Agua y nueva Constitución



Por Winston Alburquenque, profesor UC Derecho de los Recursos Naturales

En materia de aguas, las declaraciones de los constituyentes nos dan pistas de lo que podría ser la nueva Carta Fundamental: “Aseguramiento del agua para el consumo humano”, “uso para el ecosistema”, “no a la privatización del agua”, “que sea un bien nacional de uso público”. Todas excelentes intenciones, pero tal vez no tan originales. Esa realidad ya se había identificado, y el ordenamiento, a nivel legal y reglamentario, estaba en camino a darles una solución.

La compatibilización de estos intereses supone una prelación de usos, pero sobre todo requiere de una buena gestión hídrica, que es materia de ley o, incluso, de instructivos que permitan a la autoridad tener las facultades necesarias de fiscalización. Sin esto último, esas intenciones no serán más que eso.

Nadie podría discutir que el uso originario del agua es el de un derecho humano que, según la OMS, significa entre 50 y 100 litros al día por persona, que la fuente hídrica no esté a más de 1.000 metros del hogar y traerla a su vivienda no supere los 30 minutos. Según el Programa de Naciones Unidas para el Desarrollo, el agua debe ser asequible, esto es, el costo del agua potable no debe superar el 3% de los ingresos del hogar. El Estado debe garantizar esto, sin embargo, nada impide que esta prestación no pueda realizarse, además, por un servicio privado. Lo importante es cumplir con el objetivo. La prelación de usos en que se otorga una preferencia al consumo humano está en el proyecto de reforma al Código de Aguas.

La cuota de agua para no ser utilizada, esto es, la determinación de un caudal con un fin de protección al ecosistema, que busca que “el río siga teniendo forma de río”, se resuelve a través de gravar a los derechos de aguas ya existentes con un caudal ecológico, herramienta que ya está en la ley, o el establecimiento de un derecho de conservación, que está en el proyecto de reforma al Código de Aguas.

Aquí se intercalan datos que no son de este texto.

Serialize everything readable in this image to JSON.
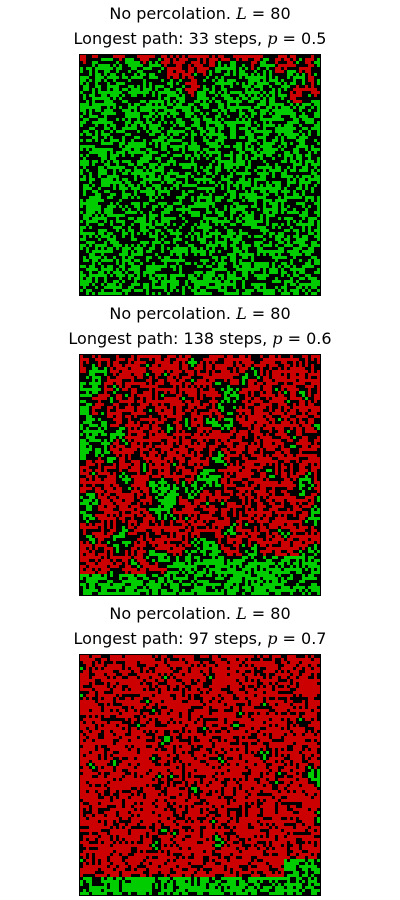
{
  "chart_data": [
    {
      "type": "heatmap",
      "title_line1": "No percolation. L = 80",
      "status": "No percolation.",
      "L": 80,
      "title_line2_prefix": "Longest path: ",
      "steps_text": "33 steps",
      "longest_path_steps": 33,
      "p": 0.5,
      "legend": [],
      "colors": {
        "empty": "#000000",
        "occupied": "#00cc00",
        "cluster": "#cc0000"
      },
      "cluster_reach": {
        "rows_from_top": 0.28,
        "tail_columns": 0.28
      },
      "grid": false
    },
    {
      "type": "heatmap",
      "title_line1": "No percolation. L = 80",
      "status": "No percolation.",
      "L": 80,
      "title_line2_prefix": "Longest path: ",
      "steps_text": "138 steps",
      "longest_path_steps": 138,
      "p": 0.6,
      "legend": [],
      "colors": {
        "empty": "#000000",
        "occupied": "#00cc00",
        "cluster": "#cc0000"
      },
      "cluster_reach": {
        "rows_from_top": 0.92,
        "tail_columns": 0.6
      },
      "grid": false
    },
    {
      "type": "heatmap",
      "title_line1": "No percolation. L = 80",
      "status": "No percolation.",
      "L": 80,
      "title_line2_prefix": "Longest path: ",
      "steps_text": "97 steps",
      "longest_path_steps": 97,
      "p": 0.7,
      "legend": [],
      "colors": {
        "empty": "#000000",
        "occupied": "#00cc00",
        "cluster": "#cc0000"
      },
      "cluster_reach": {
        "rows_from_top": 0.93,
        "tail_columns": 0.85
      },
      "grid": false
    }
  ]
}
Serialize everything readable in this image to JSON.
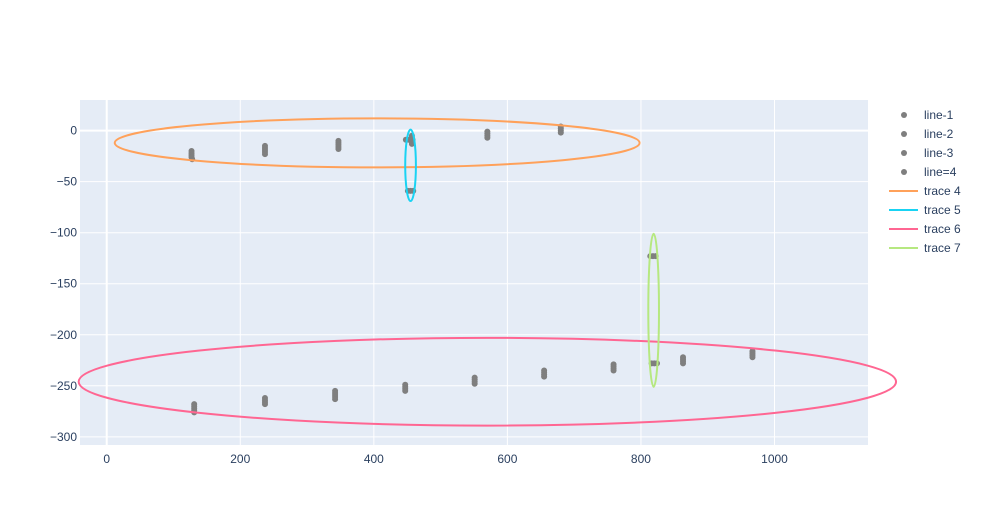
{
  "chart_data": {
    "type": "scatter",
    "title": "",
    "xlabel": "",
    "ylabel": "",
    "xlim": [
      -40,
      1140
    ],
    "ylim": [
      -308,
      30
    ],
    "x_ticks": [
      0,
      200,
      400,
      600,
      800,
      1000
    ],
    "y_ticks": [
      0,
      -50,
      -100,
      -150,
      -200,
      -250,
      -300
    ],
    "x_tick_labels": [
      "0",
      "200",
      "400",
      "600",
      "800",
      "1000"
    ],
    "y_tick_labels": [
      "0",
      "−50",
      "−100",
      "−150",
      "−200",
      "−250",
      "−300"
    ],
    "grid": true,
    "legend_position": "top-right",
    "marker_color": "#7f7f7f",
    "series": [
      {
        "name": "line-1",
        "mode": "markers",
        "points": [
          [
            127,
            -20
          ],
          [
            127,
            -22
          ],
          [
            127,
            -24
          ],
          [
            127,
            -26
          ],
          [
            128,
            -28
          ],
          [
            237,
            -15
          ],
          [
            237,
            -17
          ],
          [
            237,
            -19
          ],
          [
            237,
            -21
          ],
          [
            237,
            -23
          ],
          [
            347,
            -10
          ],
          [
            347,
            -12
          ],
          [
            347,
            -14
          ],
          [
            347,
            -16
          ],
          [
            347,
            -18
          ],
          [
            457,
            -5
          ],
          [
            457,
            -7
          ],
          [
            457,
            -9
          ],
          [
            457,
            -11
          ],
          [
            457,
            -13
          ]
        ]
      },
      {
        "name": "line-2",
        "mode": "markers",
        "points": [
          [
            570,
            -1
          ],
          [
            570,
            -3
          ],
          [
            570,
            -5
          ],
          [
            570,
            -7
          ],
          [
            680,
            4
          ],
          [
            680,
            2
          ],
          [
            680,
            0
          ],
          [
            680,
            -2
          ],
          [
            448,
            -9
          ],
          [
            452,
            -9
          ],
          [
            458,
            -9
          ]
        ]
      },
      {
        "name": "line-3",
        "mode": "markers",
        "points": [
          [
            131,
            -268
          ],
          [
            131,
            -270
          ],
          [
            131,
            -272
          ],
          [
            131,
            -274
          ],
          [
            131,
            -276
          ],
          [
            237,
            -262
          ],
          [
            237,
            -264
          ],
          [
            237,
            -266
          ],
          [
            237,
            -268
          ],
          [
            342,
            -255
          ],
          [
            342,
            -257
          ],
          [
            342,
            -259
          ],
          [
            342,
            -261
          ],
          [
            342,
            -263
          ],
          [
            447,
            -249
          ],
          [
            447,
            -251
          ],
          [
            447,
            -253
          ],
          [
            447,
            -255
          ],
          [
            551,
            -242
          ],
          [
            551,
            -244
          ],
          [
            551,
            -246
          ],
          [
            551,
            -248
          ],
          [
            655,
            -235
          ],
          [
            655,
            -237
          ],
          [
            655,
            -239
          ],
          [
            655,
            -241
          ],
          [
            759,
            -229
          ],
          [
            759,
            -231
          ],
          [
            759,
            -233
          ],
          [
            759,
            -235
          ],
          [
            816,
            -228
          ],
          [
            820,
            -228
          ],
          [
            824,
            -228
          ]
        ]
      },
      {
        "name": "line=4",
        "mode": "markers",
        "points": [
          [
            451,
            -59
          ],
          [
            455,
            -59
          ],
          [
            459,
            -59
          ],
          [
            814,
            -123
          ],
          [
            818,
            -123
          ],
          [
            822,
            -123
          ],
          [
            863,
            -222
          ],
          [
            863,
            -224
          ],
          [
            863,
            -226
          ],
          [
            863,
            -228
          ],
          [
            967,
            -216
          ],
          [
            967,
            -218
          ],
          [
            967,
            -220
          ],
          [
            967,
            -222
          ]
        ]
      },
      {
        "name": "trace 4",
        "mode": "ellipse",
        "color": "#ffa15a",
        "center": [
          405,
          -12
        ],
        "radii": [
          393,
          24
        ]
      },
      {
        "name": "trace 5",
        "mode": "ellipse",
        "color": "#19d3f3",
        "center": [
          455,
          -34
        ],
        "radii": [
          8,
          35
        ]
      },
      {
        "name": "trace 6",
        "mode": "ellipse",
        "color": "#ff6692",
        "center": [
          570,
          -246
        ],
        "radii": [
          612,
          43
        ]
      },
      {
        "name": "trace 7",
        "mode": "ellipse",
        "color": "#b6e880",
        "center": [
          819,
          -176
        ],
        "radii": [
          8,
          75
        ]
      }
    ]
  }
}
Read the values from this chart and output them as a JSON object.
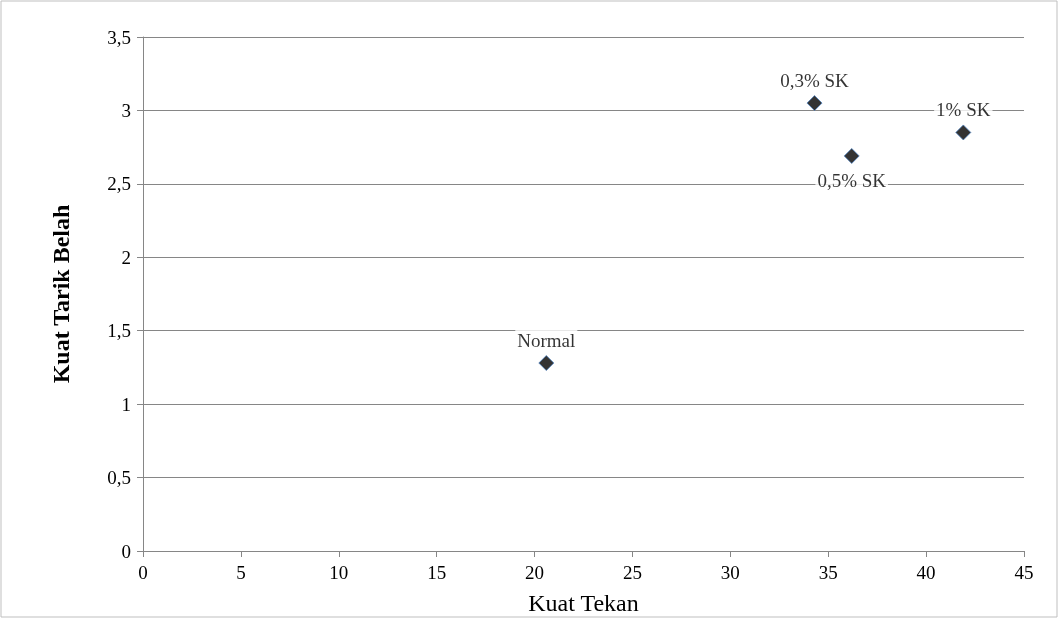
{
  "chart_data": {
    "type": "scatter",
    "xlabel": "Kuat Tekan",
    "ylabel": "Kuat Tarik Belah",
    "x": [
      20.6,
      34.3,
      36.2,
      41.9
    ],
    "series": [
      {
        "color": "#000000",
        "values": [
          1.28,
          3.05,
          2.69,
          2.85
        ]
      }
    ],
    "annotations": [
      {
        "text": "Normal",
        "x": 20.6,
        "y": 1.28
      },
      {
        "text": "0,3% SK",
        "x": 34.3,
        "y": 3.05
      },
      {
        "text": "0,5% SK",
        "x": 36.2,
        "y": 2.69
      },
      {
        "text": "1% SK",
        "x": 41.9,
        "y": 2.85
      }
    ],
    "xlim": [
      0,
      45
    ],
    "xticks": [
      0,
      5,
      10,
      15,
      20,
      25,
      30,
      35,
      40,
      45
    ],
    "ylim": [
      0,
      3.5
    ],
    "yticks": [
      0,
      {
        "value": 0.5,
        "label": "0,5"
      },
      1,
      {
        "value": 1.5,
        "label": "1,5"
      },
      2,
      {
        "value": 2.5,
        "label": "2,5"
      },
      3,
      {
        "value": 3.5,
        "label": "3,5"
      }
    ],
    "grid": "y",
    "marker": "diamond"
  }
}
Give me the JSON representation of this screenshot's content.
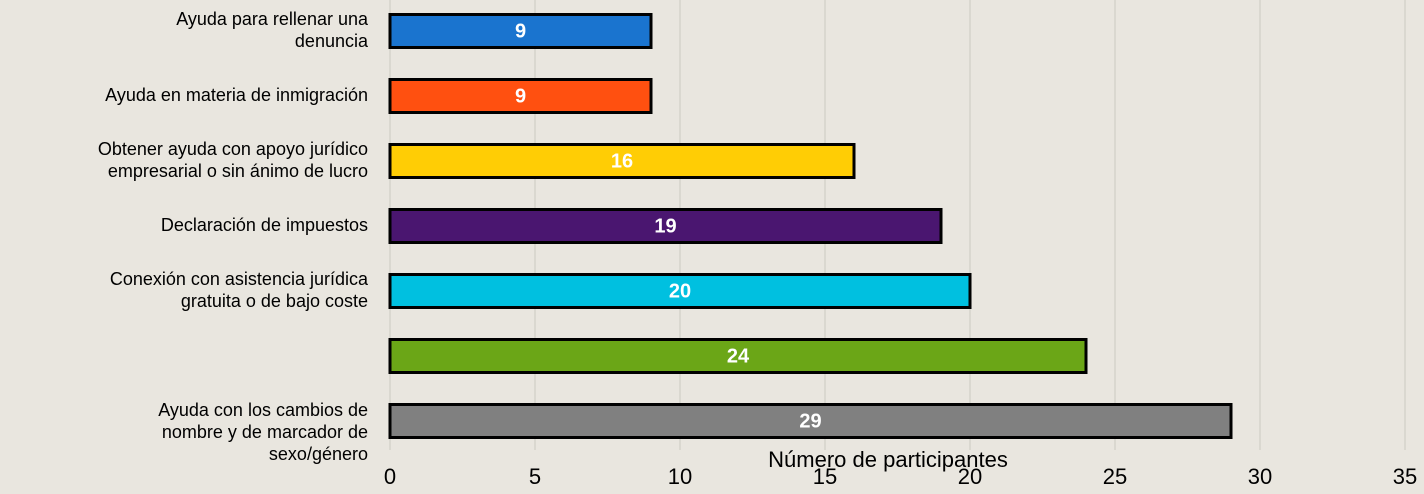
{
  "chart_data": {
    "type": "barh",
    "categories": [
      "Ayuda para rellenar una\ndenuncia",
      "Ayuda en materia de inmigración",
      "Obtener ayuda con apoyo jurídico\nempresarial o sin ánimo de lucro",
      "Declaración de impuestos",
      "Conexión con asistencia jurídica\ngratuita o de bajo coste",
      null,
      "Ayuda con los cambios de\nnombre y de marcador de\nsexo/género"
    ],
    "values": [
      9,
      9,
      16,
      19,
      20,
      24,
      29
    ],
    "colors": [
      "#1a74cf",
      "#ff5010",
      "#ffcd05",
      "#4a1670",
      "#00c0e0",
      "#6ba617",
      "#808080"
    ],
    "xlabel": "Número de participantes",
    "xlim": [
      0,
      35
    ],
    "xticks": [
      0,
      5,
      10,
      15,
      20,
      25,
      30,
      35
    ],
    "grid": true
  }
}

El agua es un bien de todos, pero si no queremos que se produzca una “tragedia de los comunes”, en donde los bienes de todos no son de nadie, debemos administrarlas entregando cuotas definidas. Podemos llamar a dicha cuota “concesión”, “derecho de aprovechamiento”, “acciones” o “regadores”,  pero su asignación debe estar clara junto con sus cargas, vigencias y, sobre todo, con la protección a su titular. Las cuotas ya entregadas deben ser respetadas y si es necesario restringirlas en cuanto a su ejercicio, debe ser justificado y proporcionado, y si se requiere extinguirlas en cuanto a su titularidad, deben ser expropiadas.

Actualmente, un derecho de aguas puede estar limitado en cuanto a su ejercicio, porque la autoridad lo ordena, ya sea por instrucción sectorial (Dirección General de Aguas) o ambiental (en la Resolución de Calificación Ambiental). Para extinguir la actual titularidad de un derecho de aguas, la expropiación es una herramienta legal existente. Lo que se necesita son mayores atribuciones a la autoridad para cumplir efectivamente con su mandato fiscalizador, lo que también es materia de ley.

Que se diga en la nueva Constitución que las aguas son un bien nacional de uso público, es solo una repetición de lo que ya está establecido en el Código de Aguas y en el Código Civil.

Por lo tanto, las intenciones de muchos miembros del órgano constituyente son válidas, pero en la práctica y a nivel legal muchas de ellas ya estaban en camino a ser una realidad. El proceso constituyente debe ser coherente con ese esfuerzo e intentar reforzarlo. Tal vez, será mejor mirar de abajo para arriba que al revés.